I got the message: "installation complete" and so I did the shutdown.
The computer closed regular, (the system is going down for power out at ...) but when I try to open it again, I find this message on the screen:
boot device not found
please install an operating system on your hard disk
Hard DISK - (3F0) F2 - System Diagnostics
for more information visit the site http://h18021.www1.hp.com/helpandsupport/hp-self-support.html
The site don't explain nothing about a problem connected with linux
and after running diagnostic I get the message : ERROR: no boot disk has been detected
Curious. This is the 3rd such report in just a couple months, including myself. In my case it was intermittent though and Dell support concluded either logic board or SSD flakiness; and also mine was a dual boot scenario and sometimes happened even with Windows only installed on the system (and all Fedora NVRAM entries cleared).
The fact that your on-board diagnostic doesn't see a drive suggests a hardware problem. But I wonder if there's something (efbootmgr + kernel tickling the firmware's NVRAM?) about Fedora that's instigating this? Or if it's just coincidence.
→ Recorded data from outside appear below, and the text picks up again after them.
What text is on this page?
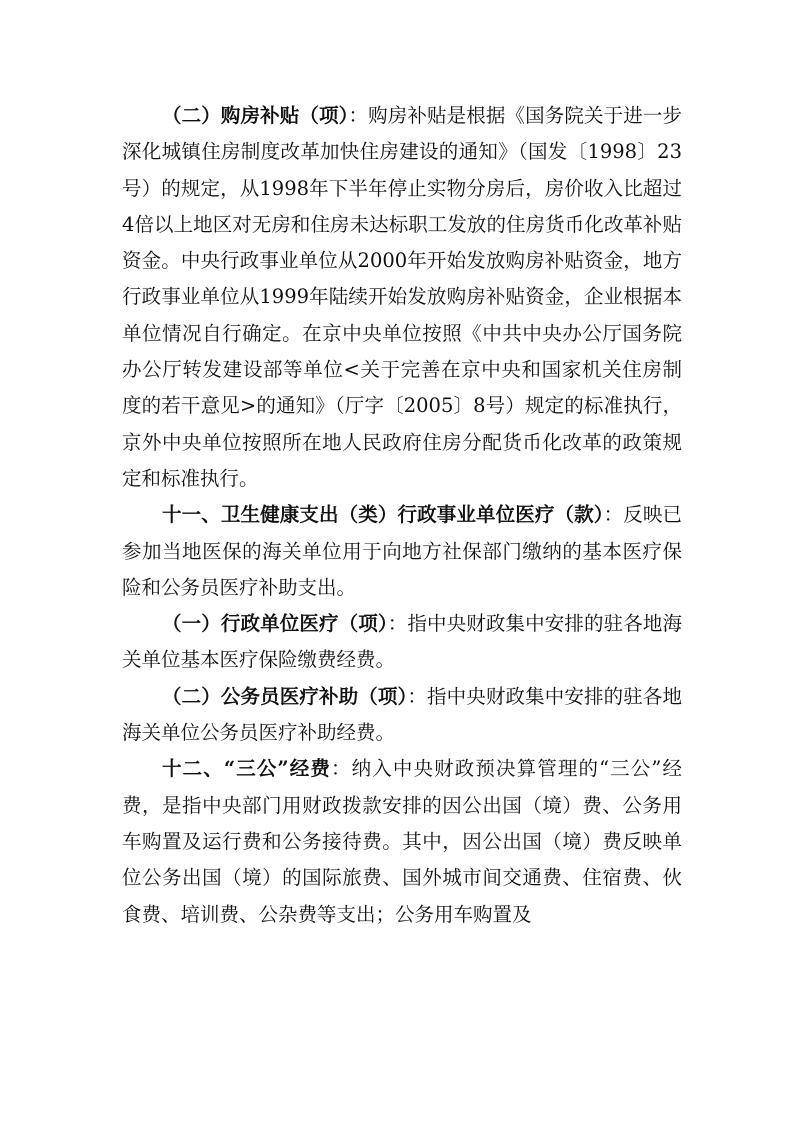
（二）购房补贴（项）：购房补贴是根据《国务院关于进一步深化城镇住房制度改革加快住房建设的通知》（国发〔1998〕23号）的规定，从1998年下半年停止实物分房后，房价收入比超过4倍以上地区对无房和住房未达标职工发放的住房货币化改革补贴资金。中央行政事业单位从2000年开始发放购房补贴资金，地方行政事业单位从1999年陆续开始发放购房补贴资金，企业根据本单位情况自行确定。在京中央单位按照《中共中央办公厅国务院办公厅转发建设部等单位<关于完善在京中央和国家机关住房制度的若干意见>的通知》（厅字〔2005〕8号）规定的标准执行，京外中央单位按照所在地人民政府住房分配货币化改革的政策规定和标准执行。

十一、卫生健康支出（类）行政事业单位医疗（款）：反映已参加当地医保的海关单位用于向地方社保部门缴纳的基本医疗保险和公务员医疗补助支出。

（一）行政单位医疗（项）：指中央财政集中安排的驻各地海关单位基本医疗保险缴费经费。

（二）公务员医疗补助（项）：指中央财政集中安排的驻各地海关单位公务员医疗补助经费。

十二、“三公”经费：纳入中央财政预决算管理的“三公”经费，是指中央部门用财政拨款安排的因公出国（境）费、公务用车购置及运行费和公务接待费。其中，因公出国（境）费反映单位公务出国（境）的国际旅费、国外城市间交通费、住宿费、伙食费、培训费、公杂费等支出；公务用车购置及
I guess the sample size isn't big enough to know.
What happens if you boot from install media, and capture both dmesg efiboomgr -v ?
In my case, dmesg clearly showed the lack of proper ACPI initialization, no drive was found at all.
Hi Chris,
I followed your suggestion: I tried efibootmgr -v and I got this output:
*"efibootmgr: EFI variables are not supported on this system."*
thinking that the installation is not good, I found this link:
http://unix.stackexchange.com/questions/91620/arch-linux-grub-install-efi-va...
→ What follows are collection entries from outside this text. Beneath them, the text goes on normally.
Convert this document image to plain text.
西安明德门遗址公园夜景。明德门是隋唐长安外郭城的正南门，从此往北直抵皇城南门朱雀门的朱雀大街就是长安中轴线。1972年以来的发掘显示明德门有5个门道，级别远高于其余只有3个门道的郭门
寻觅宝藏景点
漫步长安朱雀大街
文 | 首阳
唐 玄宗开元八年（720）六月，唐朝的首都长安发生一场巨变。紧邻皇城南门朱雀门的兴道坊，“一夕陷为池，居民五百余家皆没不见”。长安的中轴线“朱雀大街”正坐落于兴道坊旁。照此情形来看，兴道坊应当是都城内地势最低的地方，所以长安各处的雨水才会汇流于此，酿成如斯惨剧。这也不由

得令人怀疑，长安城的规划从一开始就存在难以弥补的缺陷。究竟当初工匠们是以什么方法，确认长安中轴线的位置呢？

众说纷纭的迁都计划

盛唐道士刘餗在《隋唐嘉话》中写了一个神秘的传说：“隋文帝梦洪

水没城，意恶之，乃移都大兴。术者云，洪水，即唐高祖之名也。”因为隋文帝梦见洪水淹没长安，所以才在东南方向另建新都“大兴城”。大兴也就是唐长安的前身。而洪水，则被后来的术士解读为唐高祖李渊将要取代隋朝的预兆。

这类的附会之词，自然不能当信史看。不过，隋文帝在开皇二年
where is wrote : The problem was simply that the efivars kernel module was not loaded.
I have not so much experience so I would ask you what to do..
perhaps it is enough to install the efivars kernel module. ?
Thank you
On Fri, Mar 13, 2015 at 3:43 PM, Chris Murphy lists@colorremedies.com wrote:
On Fri, Mar 13, 2015 at 11:56 AM, Angelo Moreschini mrangelo.fedora@gmail.com wrote:
I already had some problem to install fedora on HP pavilion 500, but at
last
I was able to finish the installation.
I got the message: "installation complete" and so I did the shutdown.
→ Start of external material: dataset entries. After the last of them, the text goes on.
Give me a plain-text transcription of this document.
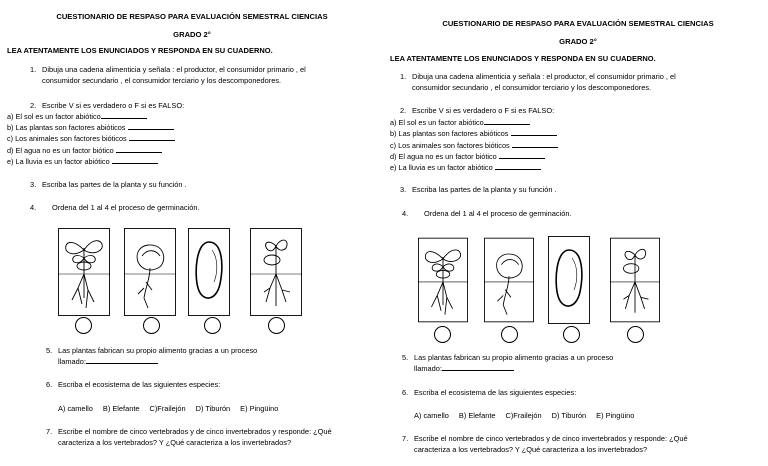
CUESTIONARIO DE RESPASO PARA EVALUACIÓN SEMESTRAL CIENCIAS
GRADO 2°
LEA ATENTAMENTE LOS ENUNCIADOS Y RESPONDA EN SU CUADERNO.
1. Dibuja una cadena alimenticia y señala : el productor, el consumidor primario , el
consumidor secundario , el consumidor terciario y los descomponedores.
2. Escribe V si es verdadero o F si es FALSO:
a) El sol es un factor abiótico
b) Las plantas son factores abióticos
c) Los animales son factores bióticos
d) El agua no es un factor biótico
e) La lluvia es un factor abiótico
3. Escriba las partes de la planta y su función .
4. Ordena del 1 al 4 el proceso de germinación.
5. Las plantas fabrican su propio alimento gracias a un proceso
llamado:
6. Escriba el ecosistema de las siguientes especies:
A) camello B) Elefante C)Frailejón D) Tiburón E) Pingüino
7. Escribe el nombre de cinco vertebrados y de cinco invertebrados y responde: ¿Qué
caracteriza a los vertebrados? Y ¿Qué caracteriza a los invertebrados?
CUESTIONARIO DE RESPASO PARA EVALUACIÓN SEMESTRAL CIENCIAS
GRADO 2°
LEA ATENTAMENTE LOS ENUNCIADOS Y RESPONDA EN SU CUADERNO.
1. Dibuja una cadena alimenticia y señala : el productor, el consumidor primario , el
consumidor secundario , el consumidor terciario y los descomponedores.
2. Escribe V si es verdadero o F si es FALSO:
a) El sol es un factor abiótico
b) Las plantas son factores abióticos
c) Los animales son factores bióticos
d) El agua no es un factor biótico
e) La lluvia es un factor abiótico
3. Escriba las partes de la planta y su función .
4. Ordena del 1 al 4 el proceso de germinación.
5. Las plantas fabrican su propio alimento gracias a un proceso
llamado:
6. Escriba el ecosistema de las siguientes especies:
A) camello B) Elefante C)Frailejón D) Tiburón E) Pingüino
7. Escribe el nombre de cinco vertebrados y de cinco invertebrados y responde: ¿Qué
caracteriza a los vertebrados? Y ¿Qué caracteriza a los invertebrados?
The computer closed regular, (the system is going down for power out at ...) but when I try to open it again, I find this message on the screen:
boot device not found
please install an operating system on your hard disk
Hard DISK - (3F0) F2 - System Diagnostics
for more information visit the site http://h18021.www1.hp.com/helpandsupport/hp-self-support.html
The site don't explain nothing about a problem connected with linux
and after running diagnostic I get the message : ERROR: no boot disk has been detected
Curious. This is the 3rd such report in just a couple months, including myself. In my case it was intermittent though and Dell support concluded either logic board or SSD flakiness; and also mine was a dual boot scenario and sometimes happened even with Windows only installed on the system (and all Fedora NVRAM entries cleared).
The fact that your on-board diagnostic doesn't see a drive suggests a hardware problem. But I wonder if there's something (efbootmgr + kernel tickling the firmware's NVRAM?) about Fedora that's instigating this? Or if it's just coincidence. I guess the sample size isn't big enough to know.
What happens if you boot from install media, and capture both dmesg efiboomgr -v ?
In my case, dmesg clearly showed the lack of proper ACPI initialization, no drive was found at all.